When this first happened, the state Attorney General’s office actually had PureSky’s back, challenging the legality of the bylaw that would block construction. And PureSky filed a lawsuit that was, until recently, ongoing with no signs of stopping. But last week, shortly after the Treasury Department unveiled its rules for implementing Trump’s new tax and spending law, which basically repealed the Inflation Reduction Act, PureSky settled with the town and dropped the lawsuit – and the projects went away along with the court fight.
What does this tell us? Well, things out in the country must be getting quite bleak for solar developers in areas with strident and locked-in opposition that could be costly to fight. Where before project developers might have been able to stomach the struggle, money talks – and the dollars are starting to tell executives to lay down their arms.
The picture gets worse on the macro level: On Monday, the Solar Energy Industries Association released a report declaring that federal policy changes brought about by phasing out federal tax incentives would put the U.S. at risk of losing upwards of 55 gigawatts of solar project development by 2030, representing a loss of more than 20 percent of the project pipeline.

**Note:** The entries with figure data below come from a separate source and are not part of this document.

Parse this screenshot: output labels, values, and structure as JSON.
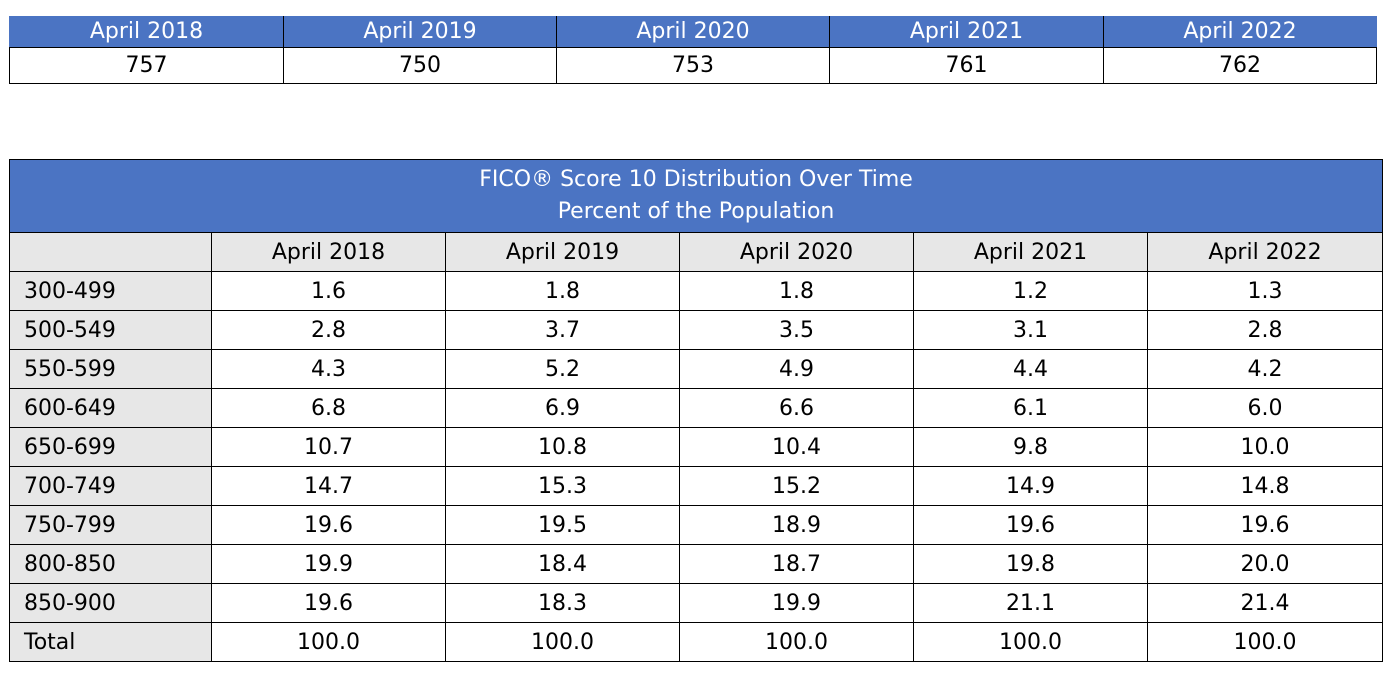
{
  "average_scores": {
    "headers": [
      "April 2018",
      "April 2019",
      "April 2020",
      "April 2021",
      "April 2022"
    ],
    "values": [
      "757",
      "750",
      "753",
      "761",
      "762"
    ]
  },
  "distribution": {
    "title_line1": "FICO® Score 10 Distribution Over Time",
    "title_line2": "Percent of the Population",
    "column_headers": [
      "",
      "April 2018",
      "April 2019",
      "April 2020",
      "April 2021",
      "April 2022"
    ],
    "rows": [
      {
        "label": "300-499",
        "values": [
          "1.6",
          "1.8",
          "1.8",
          "1.2",
          "1.3"
        ]
      },
      {
        "label": "500-549",
        "values": [
          "2.8",
          "3.7",
          "3.5",
          "3.1",
          "2.8"
        ]
      },
      {
        "label": "550-599",
        "values": [
          "4.3",
          "5.2",
          "4.9",
          "4.4",
          "4.2"
        ]
      },
      {
        "label": "600-649",
        "values": [
          "6.8",
          "6.9",
          "6.6",
          "6.1",
          "6.0"
        ]
      },
      {
        "label": "650-699",
        "values": [
          "10.7",
          "10.8",
          "10.4",
          "9.8",
          "10.0"
        ]
      },
      {
        "label": "700-749",
        "values": [
          "14.7",
          "15.3",
          "15.2",
          "14.9",
          "14.8"
        ]
      },
      {
        "label": "750-799",
        "values": [
          "19.6",
          "19.5",
          "18.9",
          "19.6",
          "19.6"
        ]
      },
      {
        "label": "800-850",
        "values": [
          "19.9",
          "18.4",
          "18.7",
          "19.8",
          "20.0"
        ]
      },
      {
        "label": "850-900",
        "values": [
          "19.6",
          "18.3",
          "19.9",
          "21.1",
          "21.4"
        ]
      },
      {
        "label": "Total",
        "values": [
          "100.0",
          "100.0",
          "100.0",
          "100.0",
          "100.0"
        ]
      }
    ]
  },
  "colors": {
    "header_blue": "#4b74c3",
    "label_gray": "#e7e7e7"
  }
}
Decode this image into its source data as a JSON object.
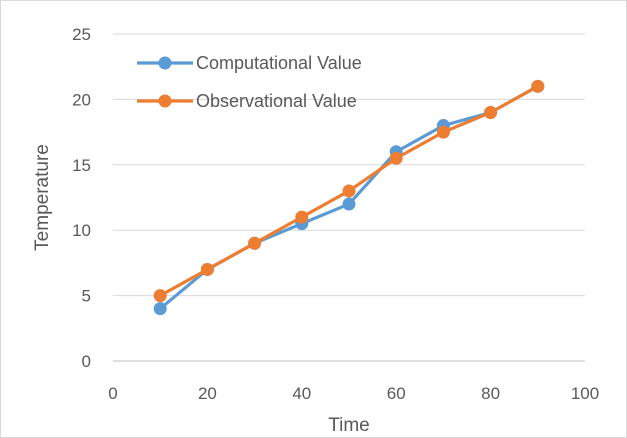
{
  "chart_data": {
    "type": "line",
    "title": "",
    "xlabel": "Time",
    "ylabel": "Temperature",
    "xlim": [
      0,
      100
    ],
    "ylim": [
      0,
      25
    ],
    "xticks": [
      0,
      20,
      40,
      60,
      80,
      100
    ],
    "yticks": [
      0,
      5,
      10,
      15,
      20,
      25
    ],
    "grid": "horizontal",
    "legend_position": "top-left",
    "series": [
      {
        "name": "Computational Value",
        "color": "#5B9BD5",
        "x": [
          10,
          20,
          30,
          40,
          50,
          60,
          70,
          80,
          90
        ],
        "y": [
          4,
          7,
          9,
          10.5,
          12,
          16,
          18,
          19,
          21
        ]
      },
      {
        "name": "Observational Value",
        "color": "#ED7D31",
        "x": [
          10,
          20,
          30,
          40,
          50,
          60,
          70,
          80,
          90
        ],
        "y": [
          5,
          7,
          9,
          11,
          13,
          15.5,
          17.5,
          19,
          21
        ]
      }
    ]
  }
}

But the trade group said most of that total – 44 gigawatts – was linked specifically to the Trump administration’s decision to halt federal permitting for renewable energy facilities, a decision that may impact generation out west but has little-to-know bearing on most large solar projects because those are almost always on private land.
Heatmap Pro can tell us how much is at stake here. To give you a sense of perspective, across the U.S., over 81 gigawatts worth of renewable energy projects are being contested right now, with non-Western states – the Northeast, South and Midwest – making up almost 60% of that potential capacity.
If historical trends hold, you’d expect a staggering 49% of those projects to be canceled. That would be on top of the totals SEIA suggests could be at risk from new Trump permitting policies.
I suspect the rate of cancellations in the face of project opposition will increase. And if this policy landscape is helping activists kill projects in blue states in desperate need of power, like Massachusetts, then the future may be more difficult to swallow than we can imagine at the moment.